Comme chaque année, la Journée internationale de la poésie se fête en beauté, de la plus belle des manières et rimes.
Au Maroc, comme partout dans le monde, c'est aussi une occasion pour les magiciens du verbe de relancer la réflexion pour repousser les limites de l'audace poétique et évoquer l'apport et la valeur de la poésie féminine.
Mais au-delà de la valeur certaine de la poésie féminine au Maroc, il convient de souligner d'emblée que la femme poète, de par sa nature profondément sensible et émotive, donne aux mots et aux choses une toute autre connotation, souvent absente de l'oeuvre ''Masculine''.

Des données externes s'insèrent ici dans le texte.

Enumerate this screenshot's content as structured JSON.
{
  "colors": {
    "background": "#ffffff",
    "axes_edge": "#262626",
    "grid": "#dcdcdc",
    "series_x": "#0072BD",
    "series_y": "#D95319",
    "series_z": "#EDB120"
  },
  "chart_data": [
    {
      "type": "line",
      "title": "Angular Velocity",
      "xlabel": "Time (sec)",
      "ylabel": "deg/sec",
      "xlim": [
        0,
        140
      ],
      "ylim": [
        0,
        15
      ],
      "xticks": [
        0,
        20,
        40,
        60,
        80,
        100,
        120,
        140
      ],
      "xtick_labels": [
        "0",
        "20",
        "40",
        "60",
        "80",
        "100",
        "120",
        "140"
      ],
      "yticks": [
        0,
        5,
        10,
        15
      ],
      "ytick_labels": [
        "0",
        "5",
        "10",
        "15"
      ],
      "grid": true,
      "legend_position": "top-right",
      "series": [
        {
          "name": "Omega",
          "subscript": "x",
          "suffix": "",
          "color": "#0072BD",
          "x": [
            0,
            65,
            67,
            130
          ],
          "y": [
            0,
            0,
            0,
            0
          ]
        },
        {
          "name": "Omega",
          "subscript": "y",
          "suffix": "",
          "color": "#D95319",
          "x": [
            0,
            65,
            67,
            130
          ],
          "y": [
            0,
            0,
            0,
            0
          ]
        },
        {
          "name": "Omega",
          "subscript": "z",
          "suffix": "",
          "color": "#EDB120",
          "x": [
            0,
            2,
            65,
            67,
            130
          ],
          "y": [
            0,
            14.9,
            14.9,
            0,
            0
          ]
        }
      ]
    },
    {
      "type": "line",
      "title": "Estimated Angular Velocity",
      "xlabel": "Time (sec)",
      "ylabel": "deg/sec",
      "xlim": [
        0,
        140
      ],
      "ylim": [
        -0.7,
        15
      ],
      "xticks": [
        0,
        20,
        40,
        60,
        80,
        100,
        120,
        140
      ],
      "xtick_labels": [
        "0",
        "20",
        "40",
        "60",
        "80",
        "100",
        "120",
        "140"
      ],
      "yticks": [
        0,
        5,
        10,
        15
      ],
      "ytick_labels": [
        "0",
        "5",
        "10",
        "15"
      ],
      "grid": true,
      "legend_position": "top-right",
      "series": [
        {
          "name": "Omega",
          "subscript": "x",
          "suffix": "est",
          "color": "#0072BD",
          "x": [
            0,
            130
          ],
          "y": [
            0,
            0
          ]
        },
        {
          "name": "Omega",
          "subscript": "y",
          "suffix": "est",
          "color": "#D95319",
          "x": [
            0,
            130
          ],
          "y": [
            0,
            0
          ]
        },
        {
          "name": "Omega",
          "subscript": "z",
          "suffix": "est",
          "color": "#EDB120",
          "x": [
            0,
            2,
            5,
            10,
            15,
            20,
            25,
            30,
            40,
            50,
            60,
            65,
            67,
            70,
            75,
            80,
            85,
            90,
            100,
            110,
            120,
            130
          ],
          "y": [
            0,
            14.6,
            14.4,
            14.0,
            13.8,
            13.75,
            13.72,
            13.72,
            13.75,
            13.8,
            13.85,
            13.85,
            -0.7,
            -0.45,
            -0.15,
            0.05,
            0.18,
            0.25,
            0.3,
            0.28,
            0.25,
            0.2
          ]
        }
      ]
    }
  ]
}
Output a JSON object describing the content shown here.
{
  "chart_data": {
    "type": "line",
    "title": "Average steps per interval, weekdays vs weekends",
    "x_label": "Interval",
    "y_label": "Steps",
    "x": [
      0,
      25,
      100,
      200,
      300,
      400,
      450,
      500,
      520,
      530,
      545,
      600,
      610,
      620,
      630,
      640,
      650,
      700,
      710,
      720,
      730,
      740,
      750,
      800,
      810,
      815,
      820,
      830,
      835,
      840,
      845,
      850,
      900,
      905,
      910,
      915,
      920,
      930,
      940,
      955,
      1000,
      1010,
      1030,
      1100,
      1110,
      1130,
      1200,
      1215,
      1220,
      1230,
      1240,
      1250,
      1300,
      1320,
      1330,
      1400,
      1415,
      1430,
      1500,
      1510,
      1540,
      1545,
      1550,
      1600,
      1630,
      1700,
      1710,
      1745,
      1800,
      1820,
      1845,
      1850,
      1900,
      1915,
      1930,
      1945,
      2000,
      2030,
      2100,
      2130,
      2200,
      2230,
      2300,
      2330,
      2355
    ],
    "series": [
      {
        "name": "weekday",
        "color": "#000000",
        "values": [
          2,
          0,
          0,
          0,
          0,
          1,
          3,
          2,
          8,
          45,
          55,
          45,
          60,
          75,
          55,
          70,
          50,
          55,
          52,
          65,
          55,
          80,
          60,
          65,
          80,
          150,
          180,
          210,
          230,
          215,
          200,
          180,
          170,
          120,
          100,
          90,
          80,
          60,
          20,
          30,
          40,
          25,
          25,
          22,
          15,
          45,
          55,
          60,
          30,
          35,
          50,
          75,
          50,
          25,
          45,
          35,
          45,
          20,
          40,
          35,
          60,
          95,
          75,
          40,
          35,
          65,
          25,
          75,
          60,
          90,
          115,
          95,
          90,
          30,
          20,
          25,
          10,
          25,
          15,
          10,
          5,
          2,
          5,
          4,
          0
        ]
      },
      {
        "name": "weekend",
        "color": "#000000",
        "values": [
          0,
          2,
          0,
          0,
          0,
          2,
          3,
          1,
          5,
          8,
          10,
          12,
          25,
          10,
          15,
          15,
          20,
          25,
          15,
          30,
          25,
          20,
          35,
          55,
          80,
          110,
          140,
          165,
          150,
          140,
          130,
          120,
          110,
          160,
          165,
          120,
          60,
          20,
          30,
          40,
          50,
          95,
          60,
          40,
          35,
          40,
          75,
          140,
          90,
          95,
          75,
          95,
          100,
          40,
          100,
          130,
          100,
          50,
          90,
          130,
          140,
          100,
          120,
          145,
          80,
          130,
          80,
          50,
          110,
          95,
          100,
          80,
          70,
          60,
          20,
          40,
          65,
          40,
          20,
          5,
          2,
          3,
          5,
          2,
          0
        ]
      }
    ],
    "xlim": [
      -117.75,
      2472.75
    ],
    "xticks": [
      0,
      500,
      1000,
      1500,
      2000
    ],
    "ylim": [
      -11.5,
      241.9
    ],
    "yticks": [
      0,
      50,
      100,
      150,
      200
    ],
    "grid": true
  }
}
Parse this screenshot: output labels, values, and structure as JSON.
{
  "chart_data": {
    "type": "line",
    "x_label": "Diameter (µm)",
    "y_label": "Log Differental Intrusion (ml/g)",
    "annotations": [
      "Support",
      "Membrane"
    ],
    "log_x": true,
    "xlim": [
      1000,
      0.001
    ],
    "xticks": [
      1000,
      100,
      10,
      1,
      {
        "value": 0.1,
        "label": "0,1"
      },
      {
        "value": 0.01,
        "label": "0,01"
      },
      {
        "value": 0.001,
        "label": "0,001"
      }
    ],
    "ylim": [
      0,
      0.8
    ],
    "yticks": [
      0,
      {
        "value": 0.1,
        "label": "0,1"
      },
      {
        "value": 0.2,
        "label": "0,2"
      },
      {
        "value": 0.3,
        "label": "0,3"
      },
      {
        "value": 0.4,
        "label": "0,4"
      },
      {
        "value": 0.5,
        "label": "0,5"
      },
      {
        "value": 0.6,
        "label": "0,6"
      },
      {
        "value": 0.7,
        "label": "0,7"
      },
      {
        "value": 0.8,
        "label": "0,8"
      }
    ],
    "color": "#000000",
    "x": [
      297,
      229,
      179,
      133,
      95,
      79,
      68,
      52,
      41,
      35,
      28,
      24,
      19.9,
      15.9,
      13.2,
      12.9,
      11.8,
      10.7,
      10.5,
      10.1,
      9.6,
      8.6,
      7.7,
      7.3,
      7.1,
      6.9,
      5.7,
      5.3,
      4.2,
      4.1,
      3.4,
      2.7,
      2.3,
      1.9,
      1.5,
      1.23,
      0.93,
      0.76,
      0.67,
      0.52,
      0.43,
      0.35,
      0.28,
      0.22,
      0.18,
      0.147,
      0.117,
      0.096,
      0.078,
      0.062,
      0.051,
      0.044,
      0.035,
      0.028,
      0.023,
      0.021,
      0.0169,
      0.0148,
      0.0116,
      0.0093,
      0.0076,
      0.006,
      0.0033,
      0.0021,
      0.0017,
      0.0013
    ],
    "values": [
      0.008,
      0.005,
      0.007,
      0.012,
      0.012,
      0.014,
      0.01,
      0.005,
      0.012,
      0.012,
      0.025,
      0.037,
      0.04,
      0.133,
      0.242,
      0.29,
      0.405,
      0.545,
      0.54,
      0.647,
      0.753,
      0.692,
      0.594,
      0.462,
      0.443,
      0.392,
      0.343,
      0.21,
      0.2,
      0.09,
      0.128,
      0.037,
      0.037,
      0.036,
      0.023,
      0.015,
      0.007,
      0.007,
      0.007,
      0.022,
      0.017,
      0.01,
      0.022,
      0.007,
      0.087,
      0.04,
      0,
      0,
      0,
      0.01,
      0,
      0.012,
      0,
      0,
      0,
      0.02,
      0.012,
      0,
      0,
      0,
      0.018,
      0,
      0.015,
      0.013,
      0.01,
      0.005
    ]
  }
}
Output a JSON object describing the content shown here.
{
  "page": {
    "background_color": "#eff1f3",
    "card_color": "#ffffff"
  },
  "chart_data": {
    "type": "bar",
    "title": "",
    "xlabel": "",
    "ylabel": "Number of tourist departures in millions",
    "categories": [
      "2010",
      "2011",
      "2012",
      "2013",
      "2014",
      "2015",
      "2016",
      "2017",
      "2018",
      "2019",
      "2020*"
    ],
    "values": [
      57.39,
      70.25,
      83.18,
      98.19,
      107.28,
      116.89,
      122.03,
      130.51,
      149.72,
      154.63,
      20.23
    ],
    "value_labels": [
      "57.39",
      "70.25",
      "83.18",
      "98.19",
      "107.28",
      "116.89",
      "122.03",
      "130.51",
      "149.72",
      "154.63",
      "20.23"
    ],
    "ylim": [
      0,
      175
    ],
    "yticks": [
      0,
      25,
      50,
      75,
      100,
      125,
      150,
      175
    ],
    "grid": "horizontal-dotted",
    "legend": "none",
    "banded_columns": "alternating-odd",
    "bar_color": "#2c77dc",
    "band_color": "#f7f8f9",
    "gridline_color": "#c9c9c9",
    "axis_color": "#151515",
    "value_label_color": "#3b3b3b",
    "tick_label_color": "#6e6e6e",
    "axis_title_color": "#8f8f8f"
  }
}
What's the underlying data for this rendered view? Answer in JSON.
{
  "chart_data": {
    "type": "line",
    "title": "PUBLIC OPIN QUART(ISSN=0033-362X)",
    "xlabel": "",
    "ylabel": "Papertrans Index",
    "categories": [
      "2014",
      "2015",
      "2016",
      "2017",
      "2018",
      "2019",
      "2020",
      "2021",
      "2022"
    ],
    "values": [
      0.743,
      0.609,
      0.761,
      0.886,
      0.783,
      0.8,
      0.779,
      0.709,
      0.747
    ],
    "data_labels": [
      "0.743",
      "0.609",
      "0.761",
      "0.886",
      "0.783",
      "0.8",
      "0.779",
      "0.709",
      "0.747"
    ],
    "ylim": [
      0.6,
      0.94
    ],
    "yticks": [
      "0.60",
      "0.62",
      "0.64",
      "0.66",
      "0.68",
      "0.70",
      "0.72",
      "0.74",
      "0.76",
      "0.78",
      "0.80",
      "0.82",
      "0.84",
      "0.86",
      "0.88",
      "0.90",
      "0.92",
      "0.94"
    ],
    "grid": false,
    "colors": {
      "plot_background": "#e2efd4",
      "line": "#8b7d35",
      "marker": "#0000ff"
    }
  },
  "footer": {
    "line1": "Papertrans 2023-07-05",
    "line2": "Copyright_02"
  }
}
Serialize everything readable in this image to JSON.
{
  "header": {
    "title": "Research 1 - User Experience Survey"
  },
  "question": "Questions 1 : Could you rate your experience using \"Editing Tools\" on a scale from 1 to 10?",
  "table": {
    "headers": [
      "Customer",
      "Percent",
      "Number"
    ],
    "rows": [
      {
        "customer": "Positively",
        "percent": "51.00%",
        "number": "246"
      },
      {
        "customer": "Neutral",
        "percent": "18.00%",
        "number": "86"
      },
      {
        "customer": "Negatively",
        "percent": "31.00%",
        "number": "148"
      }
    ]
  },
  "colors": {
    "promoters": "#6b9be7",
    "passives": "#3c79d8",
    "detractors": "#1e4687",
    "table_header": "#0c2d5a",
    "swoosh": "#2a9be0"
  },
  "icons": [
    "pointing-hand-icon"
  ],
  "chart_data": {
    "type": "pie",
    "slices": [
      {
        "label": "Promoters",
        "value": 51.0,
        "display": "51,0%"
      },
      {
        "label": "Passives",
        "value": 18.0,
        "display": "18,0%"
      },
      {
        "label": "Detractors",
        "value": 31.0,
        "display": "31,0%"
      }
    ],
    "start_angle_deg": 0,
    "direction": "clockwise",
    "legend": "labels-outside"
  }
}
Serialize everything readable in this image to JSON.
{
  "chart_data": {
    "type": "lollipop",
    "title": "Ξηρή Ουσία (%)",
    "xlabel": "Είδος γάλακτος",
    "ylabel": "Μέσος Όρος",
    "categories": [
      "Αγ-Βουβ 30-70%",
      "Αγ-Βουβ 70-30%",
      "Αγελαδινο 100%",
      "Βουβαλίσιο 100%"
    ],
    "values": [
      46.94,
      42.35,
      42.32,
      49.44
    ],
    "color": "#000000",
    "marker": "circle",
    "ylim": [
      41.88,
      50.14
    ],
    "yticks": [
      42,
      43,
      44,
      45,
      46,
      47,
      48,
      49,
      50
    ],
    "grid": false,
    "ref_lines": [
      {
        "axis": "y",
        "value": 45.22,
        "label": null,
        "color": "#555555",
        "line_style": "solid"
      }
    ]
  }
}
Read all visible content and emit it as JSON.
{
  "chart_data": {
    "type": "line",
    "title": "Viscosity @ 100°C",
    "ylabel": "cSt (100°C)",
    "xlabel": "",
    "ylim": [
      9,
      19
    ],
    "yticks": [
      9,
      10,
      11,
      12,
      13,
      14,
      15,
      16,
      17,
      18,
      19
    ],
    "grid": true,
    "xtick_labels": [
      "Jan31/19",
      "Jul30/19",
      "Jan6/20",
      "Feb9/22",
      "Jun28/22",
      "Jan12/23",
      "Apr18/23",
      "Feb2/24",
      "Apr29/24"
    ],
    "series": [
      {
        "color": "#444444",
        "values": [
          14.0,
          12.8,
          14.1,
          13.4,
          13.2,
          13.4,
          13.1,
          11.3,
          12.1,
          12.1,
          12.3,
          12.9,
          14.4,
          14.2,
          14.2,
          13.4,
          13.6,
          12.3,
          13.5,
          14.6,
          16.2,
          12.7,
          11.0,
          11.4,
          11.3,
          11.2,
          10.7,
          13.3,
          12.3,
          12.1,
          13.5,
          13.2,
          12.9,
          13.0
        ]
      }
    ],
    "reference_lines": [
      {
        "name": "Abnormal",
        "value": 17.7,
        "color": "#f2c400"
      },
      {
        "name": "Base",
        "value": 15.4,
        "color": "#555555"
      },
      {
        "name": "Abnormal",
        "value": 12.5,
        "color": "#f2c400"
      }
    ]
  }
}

Rien d'étonnant alors de voir que la poésie féminine est toujours empreinte d'optimisme et surtout de passion, excluant de son lexique toutes les allusions au mal et à la bêtise humaine.
Comme dans toutes les oeuvres de création, la poésie féminine est aussi traversée de questionnements existentiels, entre autres, comme le note le poète Mohamed El Mestaoui, à propose notamment de la poésie féminine Amazighe, qui souligne que ce genre est très souvent préoccupé par l'évocation de certains phénomènes de la société comme par exemple le mariage forcé des filles ou encore la violence gratuite contre les femmes.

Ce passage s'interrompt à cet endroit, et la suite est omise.